Pero ella no lo creía. Por fortuna, habían vuelto a llamarla para hacer un anuncio. De lo contrario tendría que regresar a Bergström con el rabo entre las piernas para suplicar que le devolviesen su antiguo empleo en la sección de moda.

Si Greta no había tenido mucho éxito en su primer contacto en el cine, Arvid había caído con mucho mejor pie. Los jefes parecían encantados con su diligencia en las tareas que le encargaban, y su don de gentes le había ayudado a meterse en el bolsillo a buena parte de los miembros del equipo de rodaje. La peluquera se ofreció a cortarle el pelo, el encargado de cocina le guardaba las mejores raciones, el responsable del vestuario distrajo para él un abrigo de paño negro que le quedaba pequeño al protagonista… El joven Soderman era el personaje más popular de aquella familia que se mantendría unida en tanto no acabara la filmación de la película.

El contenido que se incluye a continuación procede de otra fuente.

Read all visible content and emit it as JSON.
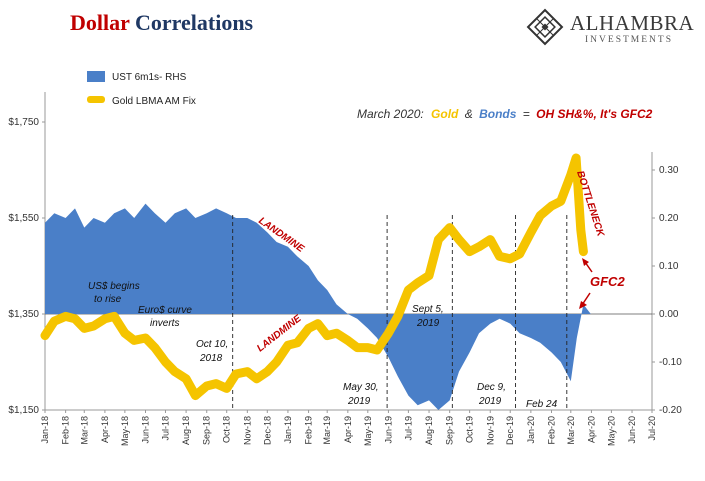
{
  "title_part1": "Dollar",
  "title_part2": "Correlations",
  "brand": {
    "name": "ALHAMBRA",
    "sub": "INVESTMENTS"
  },
  "headline": {
    "prefix": "March 2020:",
    "gold": "Gold",
    "amp": "&",
    "bonds": "Bonds",
    "eq": "=",
    "tail": "OH SH&%, It's GFC2"
  },
  "colors": {
    "gold": "#f5c400",
    "bonds": "#4a7fc8",
    "red": "#c00000",
    "navy": "#1f3864"
  },
  "annotations": {
    "landmine_top": "LANDMINE",
    "landmine_bottom": "LANDMINE",
    "bottleneck": "BOTTLENECK",
    "gfc2": "GFC2",
    "us_begins": [
      "US$ begins",
      "to rise"
    ],
    "euro_curve": [
      "Euro$ curve",
      "inverts"
    ],
    "oct10": [
      "Oct 10,",
      "2018"
    ],
    "may30": [
      "May 30,",
      "2019"
    ],
    "sept5": [
      "Sept 5,",
      "2019"
    ],
    "dec9": [
      "Dec 9,",
      "2019"
    ],
    "feb24": [
      "Feb 24"
    ]
  },
  "chart_data": {
    "type": "line+area",
    "legend_placement": "top-left",
    "left_axis": {
      "ylim": [
        1150,
        1750
      ],
      "ticks": [
        "$1,150",
        "$1,350",
        "$1,550",
        "$1,750"
      ],
      "tick_values": [
        1150,
        1350,
        1550,
        1750
      ]
    },
    "right_axis": {
      "ylim": [
        -0.2,
        0.4
      ],
      "ticks": [
        "-0.20",
        "-0.10",
        "0.00",
        "0.10",
        "0.20",
        "0.30"
      ],
      "tick_values": [
        -0.2,
        -0.1,
        0,
        0.1,
        0.2,
        0.3
      ]
    },
    "x_ticks": [
      "Jan-18",
      "Feb-18",
      "Mar-18",
      "Apr-18",
      "May-18",
      "Jun-18",
      "Jul-18",
      "Aug-18",
      "Sep-18",
      "Oct-18",
      "Nov-18",
      "Dec-18",
      "Jan-19",
      "Feb-19",
      "Mar-19",
      "Apr-19",
      "May-19",
      "Jun-19",
      "Jul-19",
      "Aug-19",
      "Sep-19",
      "Oct-19",
      "Nov-19",
      "Dec-19",
      "Jan-20",
      "Feb-20",
      "Mar-20",
      "Apr-20",
      "May-20",
      "Jun-20",
      "Jul-20"
    ],
    "event_lines": [
      "2018-10-10",
      "2019-05-30",
      "2019-09-05",
      "2019-12-09",
      "2020-02-24"
    ],
    "series": [
      {
        "name": "UST 6m1s- RHS",
        "axis": "right",
        "style": "area",
        "points": [
          [
            "2018-01-01",
            0.19
          ],
          [
            "2018-01-15",
            0.21
          ],
          [
            "2018-02-01",
            0.2
          ],
          [
            "2018-02-15",
            0.22
          ],
          [
            "2018-03-01",
            0.18
          ],
          [
            "2018-03-15",
            0.2
          ],
          [
            "2018-04-01",
            0.19
          ],
          [
            "2018-04-15",
            0.21
          ],
          [
            "2018-05-01",
            0.22
          ],
          [
            "2018-05-15",
            0.2
          ],
          [
            "2018-06-01",
            0.23
          ],
          [
            "2018-06-15",
            0.21
          ],
          [
            "2018-07-01",
            0.19
          ],
          [
            "2018-07-15",
            0.21
          ],
          [
            "2018-08-01",
            0.22
          ],
          [
            "2018-08-15",
            0.2
          ],
          [
            "2018-09-01",
            0.21
          ],
          [
            "2018-09-15",
            0.22
          ],
          [
            "2018-10-01",
            0.21
          ],
          [
            "2018-10-15",
            0.2
          ],
          [
            "2018-11-01",
            0.2
          ],
          [
            "2018-11-15",
            0.19
          ],
          [
            "2018-12-01",
            0.17
          ],
          [
            "2018-12-15",
            0.15
          ],
          [
            "2019-01-01",
            0.14
          ],
          [
            "2019-01-15",
            0.12
          ],
          [
            "2019-02-01",
            0.1
          ],
          [
            "2019-02-15",
            0.07
          ],
          [
            "2019-03-01",
            0.05
          ],
          [
            "2019-03-15",
            0.02
          ],
          [
            "2019-04-01",
            0.0
          ],
          [
            "2019-04-15",
            -0.01
          ],
          [
            "2019-05-01",
            -0.03
          ],
          [
            "2019-05-15",
            -0.05
          ],
          [
            "2019-06-01",
            -0.09
          ],
          [
            "2019-06-15",
            -0.13
          ],
          [
            "2019-07-01",
            -0.17
          ],
          [
            "2019-07-15",
            -0.19
          ],
          [
            "2019-08-01",
            -0.18
          ],
          [
            "2019-08-15",
            -0.2
          ],
          [
            "2019-09-01",
            -0.18
          ],
          [
            "2019-09-15",
            -0.12
          ],
          [
            "2019-10-01",
            -0.08
          ],
          [
            "2019-10-15",
            -0.04
          ],
          [
            "2019-11-01",
            -0.02
          ],
          [
            "2019-11-15",
            -0.01
          ],
          [
            "2019-12-01",
            -0.02
          ],
          [
            "2019-12-15",
            -0.04
          ],
          [
            "2020-01-01",
            -0.05
          ],
          [
            "2020-01-15",
            -0.06
          ],
          [
            "2020-02-01",
            -0.08
          ],
          [
            "2020-02-15",
            -0.1
          ],
          [
            "2020-03-01",
            -0.14
          ],
          [
            "2020-03-10",
            -0.05
          ],
          [
            "2020-03-20",
            0.02
          ],
          [
            "2020-03-31",
            0.0
          ]
        ]
      },
      {
        "name": "Gold LBMA AM Fix",
        "axis": "left",
        "style": "line",
        "points": [
          [
            "2018-01-01",
            1305
          ],
          [
            "2018-01-15",
            1335
          ],
          [
            "2018-02-01",
            1345
          ],
          [
            "2018-02-15",
            1340
          ],
          [
            "2018-03-01",
            1320
          ],
          [
            "2018-03-15",
            1325
          ],
          [
            "2018-04-01",
            1340
          ],
          [
            "2018-04-15",
            1345
          ],
          [
            "2018-05-01",
            1310
          ],
          [
            "2018-05-15",
            1295
          ],
          [
            "2018-06-01",
            1300
          ],
          [
            "2018-06-15",
            1280
          ],
          [
            "2018-07-01",
            1250
          ],
          [
            "2018-07-15",
            1230
          ],
          [
            "2018-08-01",
            1215
          ],
          [
            "2018-08-15",
            1180
          ],
          [
            "2018-09-01",
            1200
          ],
          [
            "2018-09-15",
            1205
          ],
          [
            "2018-10-01",
            1195
          ],
          [
            "2018-10-15",
            1225
          ],
          [
            "2018-11-01",
            1230
          ],
          [
            "2018-11-15",
            1215
          ],
          [
            "2018-12-01",
            1230
          ],
          [
            "2018-12-15",
            1250
          ],
          [
            "2019-01-01",
            1285
          ],
          [
            "2019-01-15",
            1290
          ],
          [
            "2019-02-01",
            1320
          ],
          [
            "2019-02-15",
            1330
          ],
          [
            "2019-03-01",
            1305
          ],
          [
            "2019-03-15",
            1310
          ],
          [
            "2019-04-01",
            1295
          ],
          [
            "2019-04-15",
            1280
          ],
          [
            "2019-05-01",
            1280
          ],
          [
            "2019-05-15",
            1275
          ],
          [
            "2019-06-01",
            1310
          ],
          [
            "2019-06-15",
            1345
          ],
          [
            "2019-07-01",
            1400
          ],
          [
            "2019-07-15",
            1415
          ],
          [
            "2019-08-01",
            1430
          ],
          [
            "2019-08-15",
            1505
          ],
          [
            "2019-09-01",
            1530
          ],
          [
            "2019-09-15",
            1505
          ],
          [
            "2019-10-01",
            1480
          ],
          [
            "2019-10-15",
            1490
          ],
          [
            "2019-11-01",
            1505
          ],
          [
            "2019-11-15",
            1470
          ],
          [
            "2019-12-01",
            1465
          ],
          [
            "2019-12-15",
            1475
          ],
          [
            "2020-01-01",
            1520
          ],
          [
            "2020-01-15",
            1555
          ],
          [
            "2020-02-01",
            1575
          ],
          [
            "2020-02-15",
            1585
          ],
          [
            "2020-03-01",
            1640
          ],
          [
            "2020-03-09",
            1675
          ],
          [
            "2020-03-16",
            1525
          ],
          [
            "2020-03-20",
            1480
          ]
        ]
      }
    ]
  }
}
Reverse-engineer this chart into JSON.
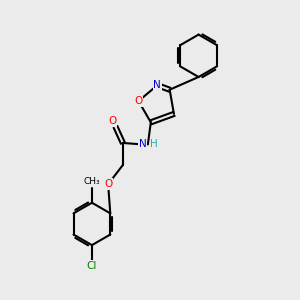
{
  "background_color": "#ebebeb",
  "bond_color": "#000000",
  "atom_colors": {
    "O": "#ff0000",
    "N": "#0000cd",
    "Cl": "#008000",
    "H": "#20b2aa",
    "C": "#000000"
  },
  "figsize": [
    3.0,
    3.0
  ],
  "dpi": 100
}
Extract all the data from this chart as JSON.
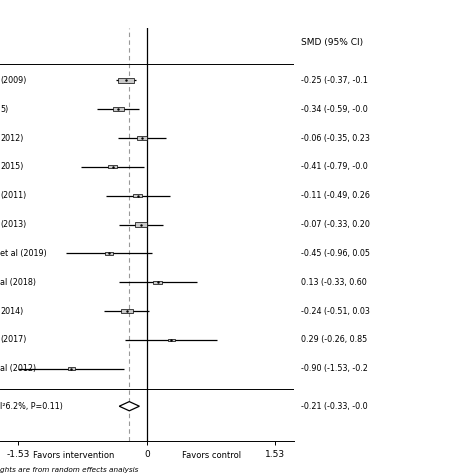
{
  "studies": [
    {
      "label": "(2009)",
      "smd": -0.25,
      "ci_lo": -0.37,
      "ci_hi": -0.13,
      "weight": 8.0,
      "text": "-0.25 (-0.37, -0.1"
    },
    {
      "label": "5)",
      "smd": -0.34,
      "ci_lo": -0.59,
      "ci_hi": -0.09,
      "weight": 5.0,
      "text": "-0.34 (-0.59, -0.0"
    },
    {
      "label": "2012)",
      "smd": -0.06,
      "ci_lo": -0.35,
      "ci_hi": 0.23,
      "weight": 4.5,
      "text": "-0.06 (-0.35, 0.23"
    },
    {
      "label": "2015)",
      "smd": -0.41,
      "ci_lo": -0.79,
      "ci_hi": -0.03,
      "weight": 3.5,
      "text": "-0.41 (-0.79, -0.0"
    },
    {
      "label": "(2011)",
      "smd": -0.11,
      "ci_lo": -0.49,
      "ci_hi": 0.27,
      "weight": 3.5,
      "text": "-0.11 (-0.49, 0.26"
    },
    {
      "label": "(2013)",
      "smd": -0.07,
      "ci_lo": -0.33,
      "ci_hi": 0.19,
      "weight": 5.5,
      "text": "-0.07 (-0.33, 0.20"
    },
    {
      "label": "et al (2019)",
      "smd": -0.45,
      "ci_lo": -0.96,
      "ci_hi": 0.06,
      "weight": 2.5,
      "text": "-0.45 (-0.96, 0.05"
    },
    {
      "label": "al (2018)",
      "smd": 0.13,
      "ci_lo": -0.33,
      "ci_hi": 0.6,
      "weight": 3.0,
      "text": "0.13 (-0.33, 0.60"
    },
    {
      "label": "2014)",
      "smd": -0.24,
      "ci_lo": -0.51,
      "ci_hi": 0.03,
      "weight": 5.0,
      "text": "-0.24 (-0.51, 0.03"
    },
    {
      "label": "(2017)",
      "smd": 0.29,
      "ci_lo": -0.26,
      "ci_hi": 0.84,
      "weight": 2.0,
      "text": "0.29 (-0.26, 0.85"
    },
    {
      "label": "al (2012)",
      "smd": -0.9,
      "ci_lo": -1.53,
      "ci_hi": -0.27,
      "weight": 2.0,
      "text": "-0.90 (-1.53, -0.2"
    }
  ],
  "pooled": {
    "label": "I²6.2%, P=0.11)",
    "smd": -0.21,
    "ci_lo": -0.33,
    "ci_hi": -0.09,
    "text": "-0.21 (-0.33, -0.0"
  },
  "xlim": [
    -1.75,
    1.75
  ],
  "xticks": [
    -1.53,
    0,
    1.53
  ],
  "xticklabels": [
    "-1.53",
    "0",
    "1.53"
  ],
  "smd_header": "SMD (95% CI)",
  "note": "ghts are from random effects analysis",
  "xlabel_left": "Favors intervention",
  "xlabel_right": "Favors control",
  "box_color": "#c8c8c8",
  "line_color": "black",
  "dashed_color": "#999999",
  "background_color": "white"
}
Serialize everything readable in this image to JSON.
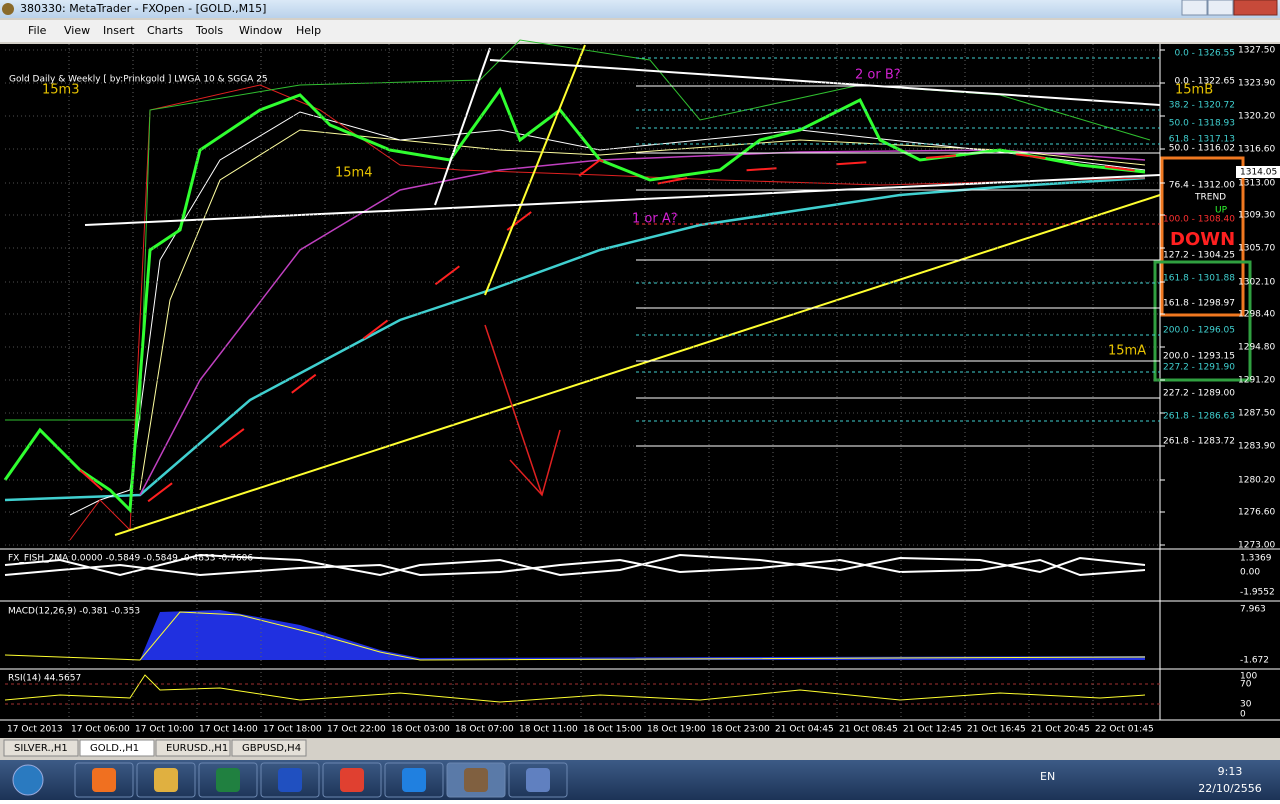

A pesar de estar reducido a tareas subordinadas, Arvid estaba encantado con su incursión en el mundo del séptimo arte. Le fascinaba el jaleo que reinaba en el plató, y cómo el caos se tornaba en orden cuando el director daba uno de sus gritos, el silencio sepulcral que se adueñaba de todo mientras duraba una toma, el haz de luz que parecía envolver a los actores, el olor levemente quemado de la película, el ruido inconfundible de la cámara cuando se estaba rodando. En su afán de curiosear, Arvid consiguió que algunos técnicos le enseñaran los rudimentos de su trabajo. André, un operador de origen francés que había conocido a los hermanos Lumière, le explicó el funcionamiento de las cámaras. El jefe de iluminadores —Olof, un vejete simpático que renqueaba al andar sin que nadie supiese si era culpa de un defecto físico o de su afición al alcohol— le enseñó algunos trucos del manejo de los focos y cómo un correcto empleo de la luz era capaz de multiplicar el atractivo de una persona. El encargado de la escenografía le explicó que moviendo los muebles podía uno cambiar el aspecto de una estancia, y Arvid recordó a su pobre madre, que pensaba lo mismo. Su afán de observación, una rara inteligencia natural y la intuición hicieron el resto: quince días después de empezar el rodaje, Arvid Soderman estaba convencido de conocer al dedillo buena parte de los secretos del oficio de cineasta.